We’ve covered quite an array of creative professions for our Best Job Ever series, but this one is truly awe-inducing. Not many get to claim the dream title of ‘Color Specialist,’ but Executive Director of the Pantone Color Institute and author Leatrice Eiseman does, and with — dare we say — ‘flying colors.’
Not only is she an expert resource to those in industries including interior and industrial design, but she’s also been a self-employed color consultant for nearly 25 years. Add in her authorship of eight books on color, and Leatrice’s litany of accomplishments is just about as colorful as the paint palettes she works with. Read on for more on how her career came to be!
As a young girl, what did you aspire to be?
A singer (I had a scholarship to the Peabody Institute in Baltimore) and a teacher (I was, and still teach two classes a year on color). I’ve always loved color, though, and knew I would use it some way. I also wanted to be a writer (I’m still doing this, too), and fashion was always appealing to me, but then I wound up teaching about color in that field, as well.
Were you always inspired by color theory?
Not so much theory, although it is important to know about, but the psychology of color and the aesthetics of color. Mixes and combinations were always fascinating.
Can you explain how your academic background in psychology plays a role in your current career?
It was huge, as it gave me the rationale for why people love (or hate) certain colors. The subject always engages people and often allows them to explore their own creativity. Psychology has always been an interest. I have my degree is in psychology and then did advanced work at UCLA, and my professor allowed me to do a practicum that involved color. I used my students as ‘guinea pigs’ as I realized how exciting the subject could be to people.
Inspired? Shop emerald adornments.
What types of fashion trends do you think the Pantone 2013 Color of the Year, emerald, will inspire in 2013?
I think we will see what we have seen before when we announce the Color of the Year. People are fascinated by it and start to look for it or find ways to use it. It doesn’t necessarily mean the whole world will love it, as everyone has personal likes and dislikes — but when they become more aware of the color, it challenges them to find a place for it. It always starts with touches first — in fashion, it could be a pair of sandals, a piece of fun jewelry, a pair of tights, or a scarf, and then what happens is they often want to get more of it.
How does the Color of the Year come to be?
The Color of the Year selection process is very thoughtful and time-consuming. To arrive at the selection each year, Pantone quite literally combs the world looking for color influences. This can include the entertainment industry and films that are in production, traveling art collections, hot new artists, popular travel destinations, and other socioeconomic conditions. Influences may also stem from technology, availability of new textures and effects that impact color, and even upcoming sporting events that capture worldwide attention.
Can you give us a few examples of your daily tasks or favorite projects you’ve worked on?
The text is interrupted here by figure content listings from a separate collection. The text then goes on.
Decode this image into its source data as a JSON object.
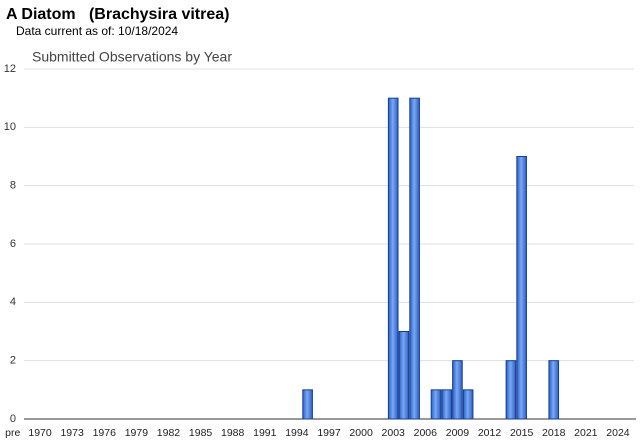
{
  "header": {
    "title": "A Diatom   (Brachysira vitrea)",
    "subtitle": "Data current as of: 10/18/2024"
  },
  "chart_data": {
    "type": "bar",
    "title": "Submitted Observations by Year",
    "categories": [
      "pre",
      "1970",
      null,
      null,
      "1973",
      null,
      null,
      "1976",
      null,
      null,
      "1979",
      null,
      null,
      "1982",
      null,
      null,
      "1985",
      null,
      null,
      "1988",
      null,
      null,
      "1991",
      null,
      null,
      "1994",
      null,
      null,
      "1997",
      null,
      null,
      "2000",
      null,
      null,
      "2003",
      null,
      null,
      "2006",
      null,
      null,
      "2009",
      null,
      null,
      "2012",
      null,
      null,
      "2015",
      null,
      null,
      "2018",
      null,
      null,
      "2021",
      null,
      null,
      "2024",
      null
    ],
    "values": [
      0,
      0,
      0,
      0,
      0,
      0,
      0,
      0,
      0,
      0,
      0,
      0,
      0,
      0,
      0,
      0,
      0,
      0,
      0,
      0,
      0,
      0,
      0,
      0,
      0,
      0,
      1,
      0,
      0,
      0,
      0,
      0,
      0,
      0,
      11,
      3,
      11,
      0,
      1,
      1,
      2,
      1,
      0,
      0,
      0,
      2,
      9,
      0,
      0,
      2,
      0,
      0,
      0,
      0,
      0,
      0,
      0
    ],
    "color": "#3a73db",
    "ylim": [
      0,
      12
    ],
    "yticks": [
      0,
      2,
      4,
      6,
      8,
      10,
      12
    ],
    "grid": true
  }
}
Right now, I am working on my ninth book and it involves color and fashion. I love the research, choosing the colors. When I work with clients or do my work with and for Pantone, I love doing appropriate color choices and then combining them. That is the really creative part, not to mention choosing a color to give the right message — that’s where the psychology of color comes in. I love teaching the psychology of color in my classes. It can be such an eye-opener to people.
In your opinion, how does color enrich our lives?
Some of us are more aware than others, but the use of color can help make us more creative and increase our comfort level and confidence. I think it is especially important in our living and working spaces, where we spend so much time.
Lastly, we have to ask! What’s your favorite color, and why?
Right now, it’s purple, and it’s been that for a long time. It’s the color of creativity, and I love the complexity of it — a mix of red and blue, diametrically opposed colors in meaning. It’s a bit sensual and active from the red, and meditative and calming from the blue. How much more can you ask of a color? Although, I have to say I’ve never met a color I couldn’t love. All color can work, given the right context and combination.